Le rapport du Sénat est largement arrivé aux mêmes conclusions concernant le rôle majeur joué par ce comité permanent, consacrant toute une partie de son rapport à un Etat français "anesthésié par le lobby de l'amiante". "En exploitant les incertitudes scientifiques, au demeurant de moins en moins nombreuses au fil du temps, le CPA a réussi à insinuer le doute sur l'importance du risque de l'exposition à l'amiante et ainsi à retarder au maximum l'interdiction de l'usage de l'amiante en France" tranche la mission d'information.

"Ça supposait de faire le travail nous-mêmes, et on l'a fait"

C'est pour cela que les victimes de l'amiante ont décidé de dynamiter le mur d'indifférence érigé face à eux : le 23 octobre, ils déposeront publiquement une citation directe auprès du tribunal de Paris, dans le cadre d'une procédure pénale. C'est en janvier 2019 qu'ils annonçaient se consacrer à cette nouvelle procédure judiciaire. "Usuellement, en matière délictuelle et criminelle, il y a une enquête menée par le parquet ou un juge d'instruction, censée amener tous les éléments avant de mettre les responsables en examen. Dans ce cas-là, c'est la Justice elle-même qui cherche les preuves, et c'est le procureur qui poursuit. L'autre possibilité, c'est la citation directe. On court-circuite tout ce mécanisme : on désigne des responsables nommément, et c'est nous qui devons amener les preuves. Normalement, on ne l'utilise que pour des affaires très simples, très évidentes. Mais ici, l'instruction dure depuis 25 ans et ne nous mène nulle part. (...) Ça supposait de faire le travail nous-mêmes, et on l'a fait. On a trouvé des preuves qui n'avaient jamais été présentées."

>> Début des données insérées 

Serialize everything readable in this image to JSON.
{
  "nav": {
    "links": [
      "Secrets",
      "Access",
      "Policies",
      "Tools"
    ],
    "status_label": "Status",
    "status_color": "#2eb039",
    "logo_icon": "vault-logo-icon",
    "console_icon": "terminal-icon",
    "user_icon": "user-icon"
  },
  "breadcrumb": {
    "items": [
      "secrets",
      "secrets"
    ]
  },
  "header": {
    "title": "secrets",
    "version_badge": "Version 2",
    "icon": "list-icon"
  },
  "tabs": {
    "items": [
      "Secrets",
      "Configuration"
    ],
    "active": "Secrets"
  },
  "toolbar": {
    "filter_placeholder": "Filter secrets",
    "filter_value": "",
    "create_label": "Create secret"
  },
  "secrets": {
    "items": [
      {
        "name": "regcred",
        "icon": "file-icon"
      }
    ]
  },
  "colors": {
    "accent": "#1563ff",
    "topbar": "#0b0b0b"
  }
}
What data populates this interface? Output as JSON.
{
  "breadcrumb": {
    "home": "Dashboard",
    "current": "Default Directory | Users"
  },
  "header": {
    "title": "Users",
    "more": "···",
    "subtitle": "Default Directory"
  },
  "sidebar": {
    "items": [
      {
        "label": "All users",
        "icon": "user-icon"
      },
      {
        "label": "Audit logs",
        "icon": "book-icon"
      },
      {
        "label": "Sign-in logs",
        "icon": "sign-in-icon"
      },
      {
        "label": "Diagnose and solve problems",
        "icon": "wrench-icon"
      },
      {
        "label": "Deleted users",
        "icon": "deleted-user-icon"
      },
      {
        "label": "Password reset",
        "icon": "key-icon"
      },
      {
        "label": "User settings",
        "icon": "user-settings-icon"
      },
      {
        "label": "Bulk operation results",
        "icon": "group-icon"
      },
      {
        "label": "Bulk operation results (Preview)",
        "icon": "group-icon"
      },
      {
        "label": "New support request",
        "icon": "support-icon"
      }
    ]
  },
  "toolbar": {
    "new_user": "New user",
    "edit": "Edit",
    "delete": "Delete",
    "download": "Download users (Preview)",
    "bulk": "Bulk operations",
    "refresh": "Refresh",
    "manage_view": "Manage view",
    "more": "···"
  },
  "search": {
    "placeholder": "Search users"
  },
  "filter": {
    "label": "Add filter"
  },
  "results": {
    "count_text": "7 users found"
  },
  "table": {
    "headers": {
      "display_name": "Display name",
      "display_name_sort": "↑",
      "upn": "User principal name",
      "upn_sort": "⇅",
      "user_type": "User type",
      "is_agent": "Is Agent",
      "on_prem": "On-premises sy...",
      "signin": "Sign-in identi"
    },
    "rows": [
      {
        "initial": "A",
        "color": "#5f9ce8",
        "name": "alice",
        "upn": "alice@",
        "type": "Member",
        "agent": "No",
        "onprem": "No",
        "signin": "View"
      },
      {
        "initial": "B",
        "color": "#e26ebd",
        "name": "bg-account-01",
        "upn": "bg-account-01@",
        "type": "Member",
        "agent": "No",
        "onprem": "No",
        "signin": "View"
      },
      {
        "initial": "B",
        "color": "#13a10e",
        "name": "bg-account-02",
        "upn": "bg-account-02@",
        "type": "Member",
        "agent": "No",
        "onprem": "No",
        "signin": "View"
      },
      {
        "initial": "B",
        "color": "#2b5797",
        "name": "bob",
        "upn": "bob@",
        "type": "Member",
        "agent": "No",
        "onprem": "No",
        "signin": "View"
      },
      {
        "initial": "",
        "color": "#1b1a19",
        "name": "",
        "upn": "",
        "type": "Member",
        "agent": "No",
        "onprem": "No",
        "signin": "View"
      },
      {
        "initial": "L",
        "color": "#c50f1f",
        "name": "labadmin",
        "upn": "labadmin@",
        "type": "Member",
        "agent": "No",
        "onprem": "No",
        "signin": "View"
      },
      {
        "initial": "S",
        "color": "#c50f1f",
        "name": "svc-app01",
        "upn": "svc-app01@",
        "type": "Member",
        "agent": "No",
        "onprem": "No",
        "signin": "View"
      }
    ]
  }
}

Les responsables sur lesquels des preuves ont pu être récoltées seront cités à comparaître au tribunal, une citation qui les forcera à se présenter au tribunal, ou à se faire représenter par un avocat. Pour le moment, Michel Parigot se refuse à donner les noms de futurs mis en cause, qui n'ont pas encore été notifiés de leur citation à comparaître. Plus de 2000 personnes, du côté des victimes, se tiennent prêt à se joindre à cette action juridique collective.